Harvest levels on Lake Mille Lacs stir debate
The Chippewa bands netting Mille Lacs walleyes this spring will be shooting for a record 142,500-pound harvest, 10,000 more than last year. Non-band anglers take has been reduced by 14,000 pounds. (From Doug Smith March 3 story in Star Tribune)
Bands’ walleye harvest continues to rise
Harvest levels on Lake Mille Lacs stir debate
The Chippewa bands netting Mille Lacs walleyes this spring will be shooting for a record 142,500-pound harvest, 10,000 more than last year. Non-band anglers take has been reduced by 14,000 pounds.
That’s 71 tons of fish, 42 percent more than the allocation four years ago. It shows a rising harvest by Chippewa netters since 1997, when courts affirmed off-reservation fishing rights.
The bands’ 26 percent of the “safe harvest level” is a 26-74 percent split. But actual harvests the past three years have averaged 42 percent of the total. Twice in the past eight years, the bands’ actual harvest exceeded 50 percent of the total walleye take due to low overall harvest.
How high will the bands’ harvest go in the future? Will fishing regulations for non-band anglers need to be tightened to prevent over-harvest? At what point might band allocations be challenged?

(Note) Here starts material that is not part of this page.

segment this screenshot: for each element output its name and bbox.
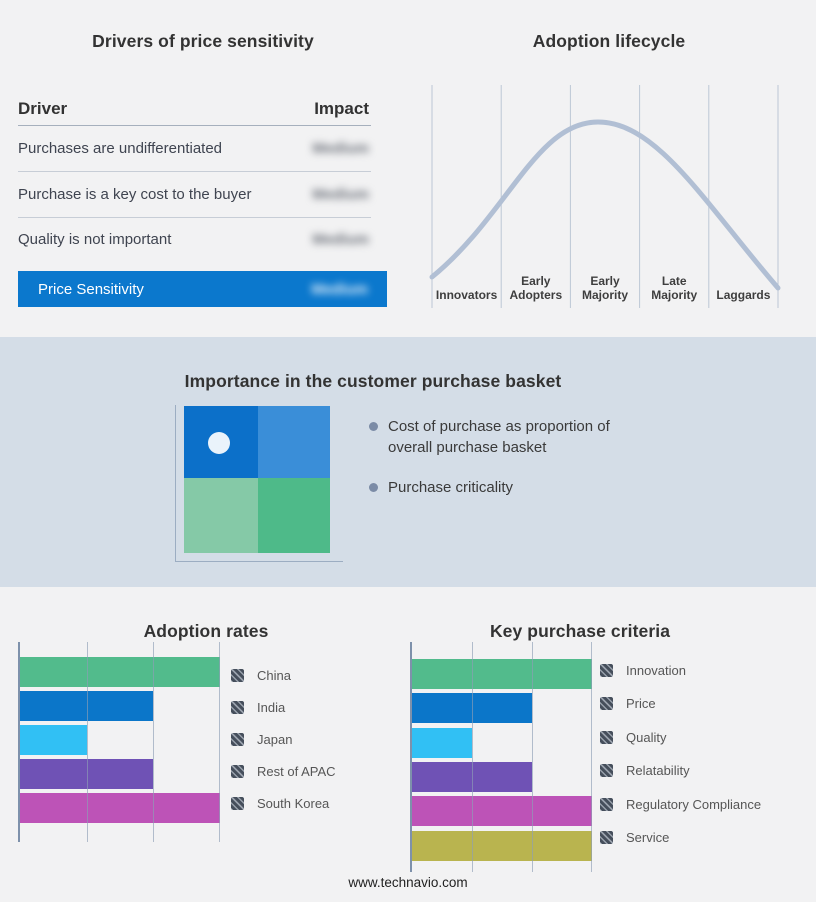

The U.S. Supreme Court ruled in the Chippewa’s favor in 1999, but the court never said how the walleye resource should be divided between the bands and non-bands.

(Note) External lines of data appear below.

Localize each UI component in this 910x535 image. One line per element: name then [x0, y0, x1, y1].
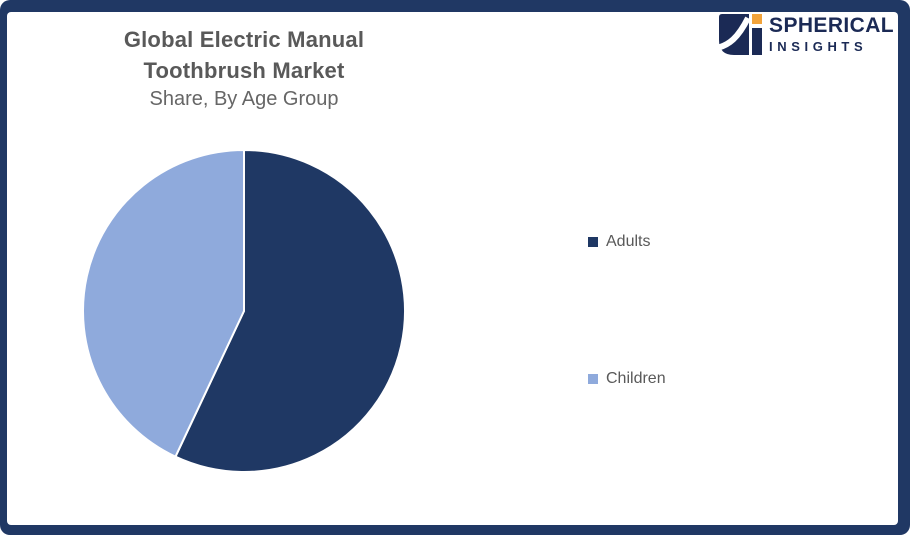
chart-title-line1: Global Electric Manual	[123, 27, 365, 52]
legend-item-children: Children	[588, 369, 666, 388]
legend-label-adults: Adults	[606, 233, 651, 250]
brand-logo: SPHERICAL INSIGHTS	[719, 14, 894, 55]
legend-label-children: Children	[606, 370, 666, 387]
chart-title-block: Global Electric Manual Toothbrush Market…	[34, 24, 454, 113]
brand-logo-text: SPHERICAL INSIGHTS	[769, 14, 894, 55]
legend-marker-adults	[588, 236, 598, 247]
brand-subname: INSIGHTS	[769, 39, 868, 54]
legend-item-adults: Adults	[588, 232, 650, 251]
chart-subtitle: Share, By Age Group	[149, 88, 339, 110]
chart-title-line2: Toothbrush Market	[143, 58, 345, 83]
spherical-insights-logo-icon	[719, 14, 763, 55]
pie-slice-adults	[174, 149, 406, 473]
pie-chart	[82, 149, 406, 473]
pie-slice-children	[82, 149, 245, 458]
legend-marker-children	[588, 373, 598, 384]
brand-name: SPHERICAL	[769, 14, 894, 37]
chart-canvas: Global Electric Manual Toothbrush Market…	[7, 12, 898, 525]
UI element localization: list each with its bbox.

There is growing interest in netting fish among band members according to Brad Kalk, from the Mille Lacs band natural resources department. “Over the past decade, the number of band members who net on Mille Lacs has steadily increased,” he said.
But the bands’ next five-year plan is a big unknown according to the DNR.
Mille Lacs fishing guide Steve Fellegy violated fishing laws to raise a court challenge to what he says are unequal hunting and fishing rights. He says when the bands first filed their initial lawsuits in the 1990s, they asked for relatively few fish a year. “Here we are at 65 tons in spring 2010,” he said. “I have grave concerns about what the future brings, based on the past.”